Do you think we will ever get to the point where we really have information resources locked down?
Well, I think to some extent there’s a certain amount of embedded awareness that is coming forward from everybody. Microsoft has taken a serious approach now to how they deal with the issues of security. We’re starting to see security embedded more into everything from the operating system to the applications. So, to some extent we’re going to see some relief there.

But I think that the complexity that we’re going to go through with hybrid connectivity—between legacy and new IP infrastructure—is going to keep us, at least for the foreseeable future, in a lot of turmoil. The change will keep us busy in terms of security.

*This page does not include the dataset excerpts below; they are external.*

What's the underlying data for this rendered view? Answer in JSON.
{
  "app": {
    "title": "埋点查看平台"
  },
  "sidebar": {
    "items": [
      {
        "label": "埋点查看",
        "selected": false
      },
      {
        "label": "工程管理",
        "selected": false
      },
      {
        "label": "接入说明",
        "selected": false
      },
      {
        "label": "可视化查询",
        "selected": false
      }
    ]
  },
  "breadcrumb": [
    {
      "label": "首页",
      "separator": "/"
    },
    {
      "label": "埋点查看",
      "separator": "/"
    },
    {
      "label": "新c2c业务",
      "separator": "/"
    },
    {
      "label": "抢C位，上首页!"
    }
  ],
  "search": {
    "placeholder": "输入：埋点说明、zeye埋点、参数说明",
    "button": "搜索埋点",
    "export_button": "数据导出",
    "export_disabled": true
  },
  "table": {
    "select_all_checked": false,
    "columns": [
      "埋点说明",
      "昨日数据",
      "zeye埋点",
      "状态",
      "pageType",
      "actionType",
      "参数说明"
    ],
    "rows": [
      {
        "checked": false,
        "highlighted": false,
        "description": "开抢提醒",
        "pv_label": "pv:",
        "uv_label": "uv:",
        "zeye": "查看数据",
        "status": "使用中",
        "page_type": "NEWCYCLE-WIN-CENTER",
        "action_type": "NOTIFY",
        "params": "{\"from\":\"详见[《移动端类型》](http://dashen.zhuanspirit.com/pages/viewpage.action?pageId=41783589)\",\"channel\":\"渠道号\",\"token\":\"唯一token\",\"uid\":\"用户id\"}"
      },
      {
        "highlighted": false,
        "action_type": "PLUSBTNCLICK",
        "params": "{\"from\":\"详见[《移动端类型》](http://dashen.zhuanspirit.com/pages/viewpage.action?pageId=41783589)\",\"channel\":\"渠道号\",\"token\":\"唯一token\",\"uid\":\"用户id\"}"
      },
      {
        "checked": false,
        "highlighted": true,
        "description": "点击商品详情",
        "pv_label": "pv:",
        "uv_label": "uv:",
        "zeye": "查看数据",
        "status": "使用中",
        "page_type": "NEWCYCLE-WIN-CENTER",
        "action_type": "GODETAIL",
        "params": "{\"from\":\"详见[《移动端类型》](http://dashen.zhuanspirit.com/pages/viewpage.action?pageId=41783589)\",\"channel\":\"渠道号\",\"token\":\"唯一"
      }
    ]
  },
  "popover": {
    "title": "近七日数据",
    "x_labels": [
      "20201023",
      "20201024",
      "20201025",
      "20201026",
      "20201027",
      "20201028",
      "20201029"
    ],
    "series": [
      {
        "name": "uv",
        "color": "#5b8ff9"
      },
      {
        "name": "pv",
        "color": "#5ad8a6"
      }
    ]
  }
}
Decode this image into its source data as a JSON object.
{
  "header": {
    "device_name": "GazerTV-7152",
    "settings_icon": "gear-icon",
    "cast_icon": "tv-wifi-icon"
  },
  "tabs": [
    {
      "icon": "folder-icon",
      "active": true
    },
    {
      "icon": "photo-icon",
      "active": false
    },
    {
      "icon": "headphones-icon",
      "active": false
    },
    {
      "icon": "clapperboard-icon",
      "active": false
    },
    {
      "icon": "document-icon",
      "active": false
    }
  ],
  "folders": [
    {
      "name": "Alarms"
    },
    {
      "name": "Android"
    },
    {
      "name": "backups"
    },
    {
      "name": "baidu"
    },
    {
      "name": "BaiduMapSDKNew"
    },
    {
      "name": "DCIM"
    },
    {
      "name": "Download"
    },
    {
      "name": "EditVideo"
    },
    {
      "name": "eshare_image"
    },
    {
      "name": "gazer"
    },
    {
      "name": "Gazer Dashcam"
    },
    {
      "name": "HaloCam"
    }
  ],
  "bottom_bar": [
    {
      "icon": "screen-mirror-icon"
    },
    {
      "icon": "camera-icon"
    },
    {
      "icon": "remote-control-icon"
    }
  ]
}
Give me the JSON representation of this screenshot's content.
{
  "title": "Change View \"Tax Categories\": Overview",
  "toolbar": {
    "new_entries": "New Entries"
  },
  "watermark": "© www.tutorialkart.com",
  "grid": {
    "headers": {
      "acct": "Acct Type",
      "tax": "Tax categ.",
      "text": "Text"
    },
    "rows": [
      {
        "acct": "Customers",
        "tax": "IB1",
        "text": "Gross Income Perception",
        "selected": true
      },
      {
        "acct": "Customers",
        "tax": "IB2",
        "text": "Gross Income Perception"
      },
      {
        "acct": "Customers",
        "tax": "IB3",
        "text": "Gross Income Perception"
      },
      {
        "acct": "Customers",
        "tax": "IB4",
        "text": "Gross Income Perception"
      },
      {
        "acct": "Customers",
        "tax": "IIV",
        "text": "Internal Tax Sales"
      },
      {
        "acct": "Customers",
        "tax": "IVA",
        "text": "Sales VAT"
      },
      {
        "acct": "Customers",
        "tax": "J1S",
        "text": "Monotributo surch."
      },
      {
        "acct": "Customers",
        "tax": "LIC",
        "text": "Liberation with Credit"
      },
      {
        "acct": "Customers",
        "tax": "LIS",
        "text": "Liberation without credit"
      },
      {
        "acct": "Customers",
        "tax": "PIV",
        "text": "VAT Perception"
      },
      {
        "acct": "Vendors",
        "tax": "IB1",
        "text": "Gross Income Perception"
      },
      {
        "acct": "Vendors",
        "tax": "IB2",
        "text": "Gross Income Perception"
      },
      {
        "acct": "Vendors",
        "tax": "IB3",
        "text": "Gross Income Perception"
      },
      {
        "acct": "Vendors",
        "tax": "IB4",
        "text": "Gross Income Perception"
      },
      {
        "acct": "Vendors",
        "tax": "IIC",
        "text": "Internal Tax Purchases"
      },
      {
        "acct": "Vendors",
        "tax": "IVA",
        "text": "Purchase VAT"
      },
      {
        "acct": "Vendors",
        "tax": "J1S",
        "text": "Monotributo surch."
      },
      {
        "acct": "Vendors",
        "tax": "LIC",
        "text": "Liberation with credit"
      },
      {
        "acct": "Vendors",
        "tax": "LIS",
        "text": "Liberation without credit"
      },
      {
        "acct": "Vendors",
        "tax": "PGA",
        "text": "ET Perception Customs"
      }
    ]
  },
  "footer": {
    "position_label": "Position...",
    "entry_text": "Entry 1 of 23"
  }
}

I think that the new innovations [that are] coming forward are going to really challenge the definition of privacy. The new interconnections—between business-to-business and all of the different associations that can be made—are going to continue to challenge the question of how you protect content.

There aren’t always simple, easy answers because there ?are so many different scenarios that can be applied, depending on the association. Some of these associations are quite temporal.

And so, I think we’ve got enough to keep us busy. The maturity of how we think about security in terms of processes and how we deal with it from a technology perspective is going to continue to challenge us.